2024 has seen a significant increase in dataset sizes for training large language models, with Redpajama 2 offering up to 30T tokens, DBRX at 12T tokens, Reka Core/Flash/Edge with 5T tokens, and Llama 3 trained on 15T tokens. Huggingface released an open dataset containing 15T tokens from 12 years of filtered CommonCrawl data, enabling training of models like Llama 3 if compute resources are available. On Reddit, WizardLM-2-8x22b outperformed other open LLMs including Llama-3-70b-instruct in reasoning and math benchmarks. Claude Opus demonstrated strong zero-shot code error spotting, surpassing Llama 3.

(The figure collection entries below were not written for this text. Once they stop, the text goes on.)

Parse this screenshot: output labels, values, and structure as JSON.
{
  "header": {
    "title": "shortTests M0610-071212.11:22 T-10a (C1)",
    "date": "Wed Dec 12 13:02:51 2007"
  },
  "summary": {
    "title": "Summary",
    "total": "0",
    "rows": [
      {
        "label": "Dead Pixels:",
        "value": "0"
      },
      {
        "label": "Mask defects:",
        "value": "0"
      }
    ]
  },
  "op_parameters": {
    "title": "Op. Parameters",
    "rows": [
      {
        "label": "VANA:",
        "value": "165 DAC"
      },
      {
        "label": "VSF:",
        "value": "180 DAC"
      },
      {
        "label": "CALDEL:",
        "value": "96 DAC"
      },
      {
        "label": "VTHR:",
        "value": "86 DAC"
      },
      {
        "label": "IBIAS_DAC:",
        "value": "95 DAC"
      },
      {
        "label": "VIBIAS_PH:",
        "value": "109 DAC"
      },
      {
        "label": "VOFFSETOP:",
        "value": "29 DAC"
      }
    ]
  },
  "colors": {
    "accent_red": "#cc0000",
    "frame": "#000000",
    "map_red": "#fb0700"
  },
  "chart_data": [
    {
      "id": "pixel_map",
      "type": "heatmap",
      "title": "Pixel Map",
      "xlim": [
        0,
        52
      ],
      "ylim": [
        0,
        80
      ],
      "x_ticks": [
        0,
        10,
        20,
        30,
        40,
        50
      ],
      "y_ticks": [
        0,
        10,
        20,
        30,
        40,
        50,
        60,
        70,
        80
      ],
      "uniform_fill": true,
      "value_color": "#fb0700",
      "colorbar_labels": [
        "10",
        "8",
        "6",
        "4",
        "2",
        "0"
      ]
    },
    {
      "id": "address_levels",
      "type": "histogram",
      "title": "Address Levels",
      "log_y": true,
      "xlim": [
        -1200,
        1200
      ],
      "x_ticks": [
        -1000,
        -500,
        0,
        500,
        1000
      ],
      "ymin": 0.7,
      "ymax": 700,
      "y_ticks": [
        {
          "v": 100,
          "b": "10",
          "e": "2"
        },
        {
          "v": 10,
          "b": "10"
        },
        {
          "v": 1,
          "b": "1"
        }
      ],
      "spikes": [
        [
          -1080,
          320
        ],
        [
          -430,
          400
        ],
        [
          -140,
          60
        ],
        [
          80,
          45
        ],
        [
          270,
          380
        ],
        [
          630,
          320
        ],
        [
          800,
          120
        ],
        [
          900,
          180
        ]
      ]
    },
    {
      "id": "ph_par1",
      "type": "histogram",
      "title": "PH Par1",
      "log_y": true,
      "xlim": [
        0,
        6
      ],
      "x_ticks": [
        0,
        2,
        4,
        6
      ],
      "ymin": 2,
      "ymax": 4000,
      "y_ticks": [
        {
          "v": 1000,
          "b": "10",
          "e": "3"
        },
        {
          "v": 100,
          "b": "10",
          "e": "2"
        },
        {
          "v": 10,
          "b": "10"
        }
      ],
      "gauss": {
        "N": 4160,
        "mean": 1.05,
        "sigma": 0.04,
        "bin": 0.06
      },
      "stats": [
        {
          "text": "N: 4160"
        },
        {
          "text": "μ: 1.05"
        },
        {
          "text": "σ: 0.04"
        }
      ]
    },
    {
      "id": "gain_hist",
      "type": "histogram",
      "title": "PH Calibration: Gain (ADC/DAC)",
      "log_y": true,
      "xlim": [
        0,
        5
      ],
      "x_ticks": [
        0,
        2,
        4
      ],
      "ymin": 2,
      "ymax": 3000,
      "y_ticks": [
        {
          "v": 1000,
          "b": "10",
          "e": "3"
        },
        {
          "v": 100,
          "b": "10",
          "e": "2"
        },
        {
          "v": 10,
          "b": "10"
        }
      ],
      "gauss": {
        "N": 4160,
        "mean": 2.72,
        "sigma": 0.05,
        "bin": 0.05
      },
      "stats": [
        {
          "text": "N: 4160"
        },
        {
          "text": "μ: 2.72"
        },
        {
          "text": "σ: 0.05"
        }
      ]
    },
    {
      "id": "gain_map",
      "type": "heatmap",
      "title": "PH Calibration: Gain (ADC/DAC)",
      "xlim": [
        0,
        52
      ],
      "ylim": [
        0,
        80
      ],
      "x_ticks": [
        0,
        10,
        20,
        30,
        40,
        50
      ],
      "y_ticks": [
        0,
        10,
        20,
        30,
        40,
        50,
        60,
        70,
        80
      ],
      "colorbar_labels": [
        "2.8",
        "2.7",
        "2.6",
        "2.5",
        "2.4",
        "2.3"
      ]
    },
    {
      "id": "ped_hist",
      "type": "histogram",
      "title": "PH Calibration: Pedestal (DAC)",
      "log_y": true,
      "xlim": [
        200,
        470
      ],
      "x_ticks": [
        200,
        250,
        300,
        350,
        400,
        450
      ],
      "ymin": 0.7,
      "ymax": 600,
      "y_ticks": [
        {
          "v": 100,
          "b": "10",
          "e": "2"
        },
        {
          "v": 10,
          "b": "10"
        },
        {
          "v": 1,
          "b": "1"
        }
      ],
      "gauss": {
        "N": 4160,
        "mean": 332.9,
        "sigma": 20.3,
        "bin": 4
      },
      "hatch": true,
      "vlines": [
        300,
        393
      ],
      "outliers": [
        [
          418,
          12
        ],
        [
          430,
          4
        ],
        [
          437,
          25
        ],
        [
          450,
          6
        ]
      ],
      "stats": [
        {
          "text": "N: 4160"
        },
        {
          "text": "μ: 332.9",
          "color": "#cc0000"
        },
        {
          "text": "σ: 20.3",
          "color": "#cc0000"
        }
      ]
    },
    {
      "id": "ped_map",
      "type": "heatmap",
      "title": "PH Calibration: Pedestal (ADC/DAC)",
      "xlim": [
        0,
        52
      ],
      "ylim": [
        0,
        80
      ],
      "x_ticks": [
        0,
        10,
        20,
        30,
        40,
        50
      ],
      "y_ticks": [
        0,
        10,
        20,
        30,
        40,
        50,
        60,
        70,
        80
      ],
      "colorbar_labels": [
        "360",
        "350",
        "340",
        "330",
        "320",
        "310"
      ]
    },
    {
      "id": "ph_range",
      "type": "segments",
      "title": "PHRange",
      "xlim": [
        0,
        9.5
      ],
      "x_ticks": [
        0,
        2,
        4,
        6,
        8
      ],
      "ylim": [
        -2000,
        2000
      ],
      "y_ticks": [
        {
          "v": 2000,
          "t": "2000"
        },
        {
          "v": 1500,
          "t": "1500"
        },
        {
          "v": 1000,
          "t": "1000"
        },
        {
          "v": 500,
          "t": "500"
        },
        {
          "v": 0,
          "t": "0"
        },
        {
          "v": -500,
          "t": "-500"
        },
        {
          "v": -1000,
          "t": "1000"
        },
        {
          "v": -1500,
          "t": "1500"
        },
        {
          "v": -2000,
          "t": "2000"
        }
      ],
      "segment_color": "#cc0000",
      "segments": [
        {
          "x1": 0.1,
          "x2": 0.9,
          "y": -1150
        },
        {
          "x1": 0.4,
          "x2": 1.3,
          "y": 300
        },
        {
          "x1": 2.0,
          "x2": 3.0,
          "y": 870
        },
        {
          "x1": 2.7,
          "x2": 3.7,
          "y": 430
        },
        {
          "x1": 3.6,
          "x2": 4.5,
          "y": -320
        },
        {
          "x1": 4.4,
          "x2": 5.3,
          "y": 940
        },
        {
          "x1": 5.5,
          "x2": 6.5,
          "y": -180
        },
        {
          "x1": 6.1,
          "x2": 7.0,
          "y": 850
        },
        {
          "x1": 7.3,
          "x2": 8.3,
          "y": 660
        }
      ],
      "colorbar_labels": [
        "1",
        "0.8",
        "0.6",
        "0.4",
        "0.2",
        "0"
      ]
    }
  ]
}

Benchmarks revealed limitations in the LMSYS chatbot leaderboard due to instruction-tuned models gaming the system, and a new RAG benchmark showed Llama 3 70B underperforming compared to GPT-4, while Mistral 8x7B remained strong. Efficient quantized versions of Llama 3 models are available on Huggingface, with users reporting token generation limits around 9600 tokens on a 3090 GPU. Safety concerns include a UK sex offender banned from AI tool usage and GPT-4 demonstrating an 87% success rate exploiting real vulnerabilities, raising security concerns.